In non-probability sampling, items are selected deliberately by the researcher's judgment. Conclusions are limited to the sample and cannot be generalized broadly.
Judgment (Purposive) Sampling: Researcher uses personal judgment to select experts or representative individuals.
Convenience (Accidental) Sampling: Selecting the most accessible population (e.g., friends or colleagues) to save time/resources.
Quota Sampling: Selecting a predetermined number of individuals from specific groups (age, gender, etc.). Useful for capturing rare characteristics.
Referral Sampling: Respondents provide names and addresses of other potential participants.

Introduction to Research Design

Research Design: A set of methods and procedures for collecting and analyzing variables. It is the framework for finding answers to research questions.
Design Components: Study type (Descriptive, Correlational, Semi-experimental, Experimental, Review, Meta-analytic), hypotheses, variables, experimental design, data collection methods, and statistical analysis plans.
Fixed vs. Flexible Designs:
- Fixed Designs: Fixed before data collection; usually quantitative and theory-driven.
- Flexible Designs: More freedom during collection; used when variables are not quantitatively measurable (e.g., culture) or when theory is unavailable beforehand.

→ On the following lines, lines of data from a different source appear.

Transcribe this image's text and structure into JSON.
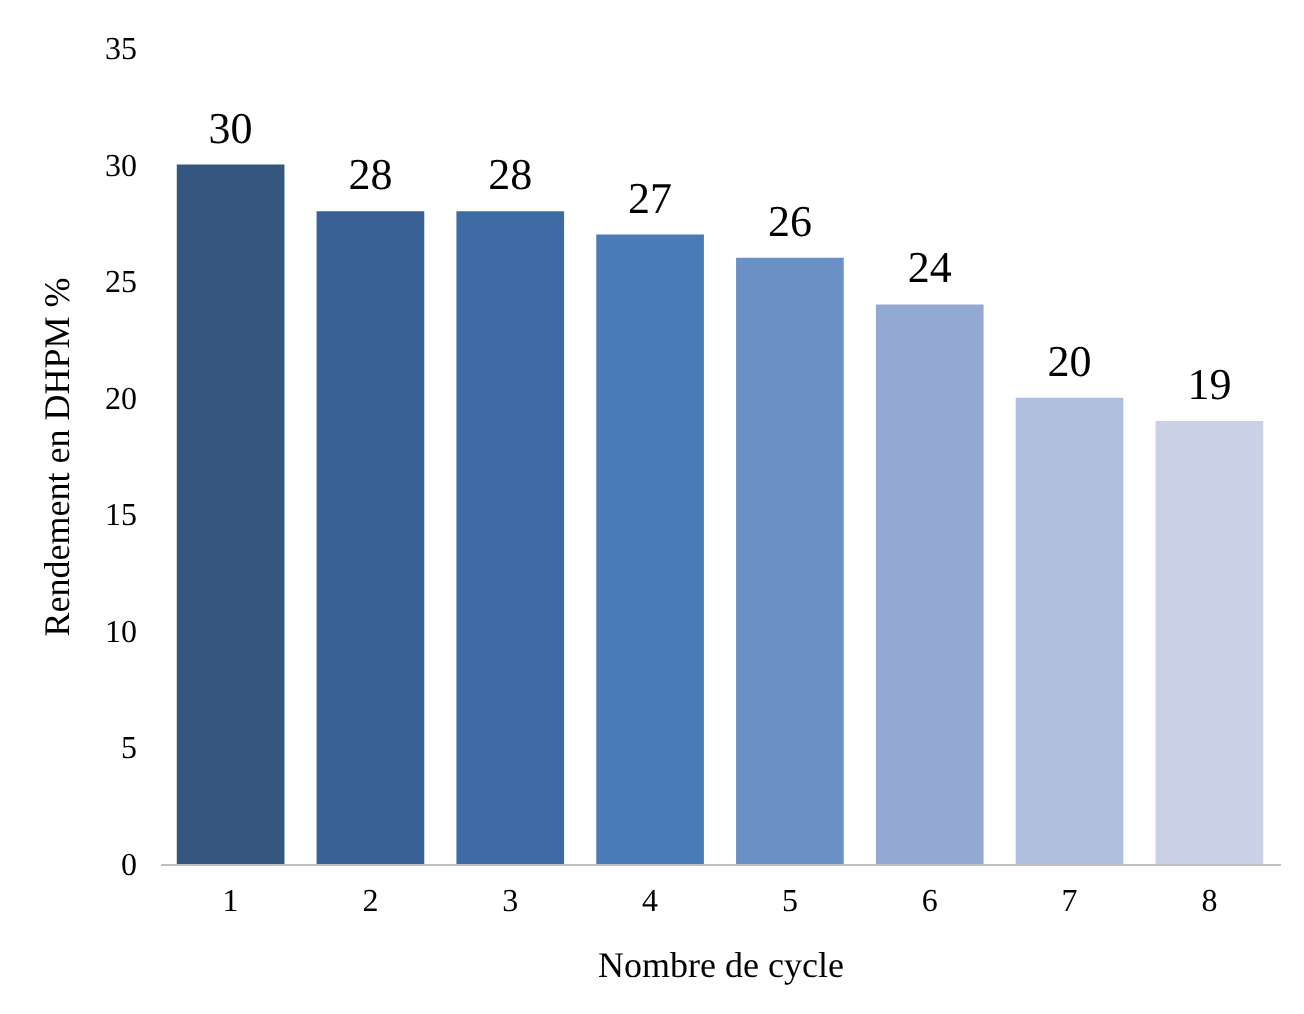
{
  "chart_data": {
    "type": "bar",
    "xlabel": "Nombre de cycle",
    "ylabel": "Rendement en DHPM %",
    "categories": [
      "1",
      "2",
      "3",
      "4",
      "5",
      "6",
      "7",
      "8"
    ],
    "values": [
      30,
      28,
      28,
      27,
      26,
      24,
      20,
      19
    ],
    "colors": [
      "#35567f",
      "#3a6196",
      "#3e6ba3",
      "#4a7bb7",
      "#6a90c5",
      "#94a9d1",
      "#afc0de",
      "#c8d1e6"
    ],
    "ylim": [
      0,
      35
    ],
    "yticks": [
      0,
      5,
      10,
      15,
      20,
      25,
      30,
      35
    ],
    "data_labels": true
  }
}
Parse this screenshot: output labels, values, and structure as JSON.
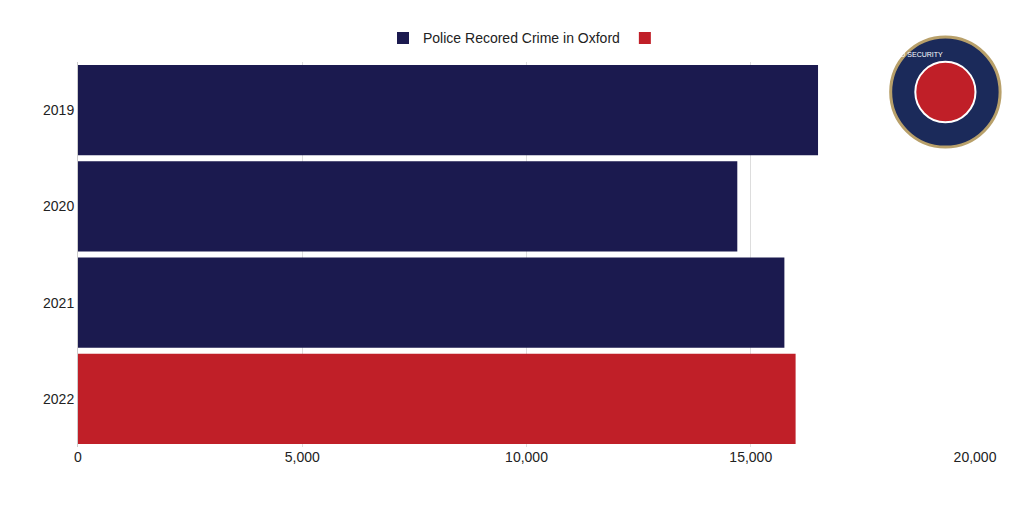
{
  "chart_data": {
    "type": "bar",
    "orientation": "horizontal",
    "categories": [
      "2019",
      "2020",
      "2021",
      "2022"
    ],
    "series": [
      {
        "name": "Police Recored Crime in Oxford",
        "color": "#1b1a4f",
        "values": [
          16500,
          14700,
          15750,
          null
        ]
      },
      {
        "color": "#c01f28",
        "values": [
          null,
          null,
          null,
          16000
        ]
      }
    ],
    "xlim": [
      0,
      20000
    ],
    "xticks": [
      0,
      {
        "value": 5000,
        "label": "5,000"
      },
      {
        "value": 10000,
        "label": "10,000"
      },
      {
        "value": 15000,
        "label": "15,000"
      },
      {
        "value": 20000,
        "label": "20,000"
      }
    ],
    "grid": true,
    "legend": "top",
    "annotations": [
      "OXGUARD SECURITY"
    ]
  }
}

Typologies of Research Design: Experimental and Case Study Methods

Experimental Designs: Active manipulation of variables and random assignment to study behavioral changes or outcomes.
- Importance of operationalizing variables and selecting statistical methods.
- Application of Power Analysis: Determining sample size required to find an effect while considering Type I and Type II error probabilities.
Case Study Method: Intensive investigation of a single unit (individual, institution, system, community) to locate factors accounting for behavioral patterns.
- Characteristics: Qualitative approach; intensive detail over breadth; holistic analysis of causal interrelationships; direct observation of behavioral patterns; useful for generating hypotheses.
- Phases of Case Study:
1. Recognition/determination of status.
2. Data collection and examination of history.
3. Diagnosis/identification of causal factors.
4. Application of remedial treatments.
5. Follow-up program for effectiveness.

Specialized Research Designs

Ethnographic Study: Involved with groups, organizations, or cultures where the researcher spends significant time within the community.
Cross-sectional Design: Measures differences among various subjects at one single point in time without a time dimension or intervention. It is a passive approach to causal inference.
Exploratory Design: Conducted when a research problem has few earlier studies. Goals include:
- Gaining familiarity with details and settings.
- Developing tentative theories/hypotheses.
- Determining study feasibility.
- Refining issues for systematic investigation.
Longitudinal Study: Follows the same sample over time with repeated observations to track changes and establish magnitude/direction of causal relationships. Also called a panel study.
Action Research: An iterative cycle of exploration, planning an interventionary strategy, executing the action, and observing results. The process repeats until a solution or sufficient understanding is reached. It is a cyclical protocol intended to foster deep understanding of situations.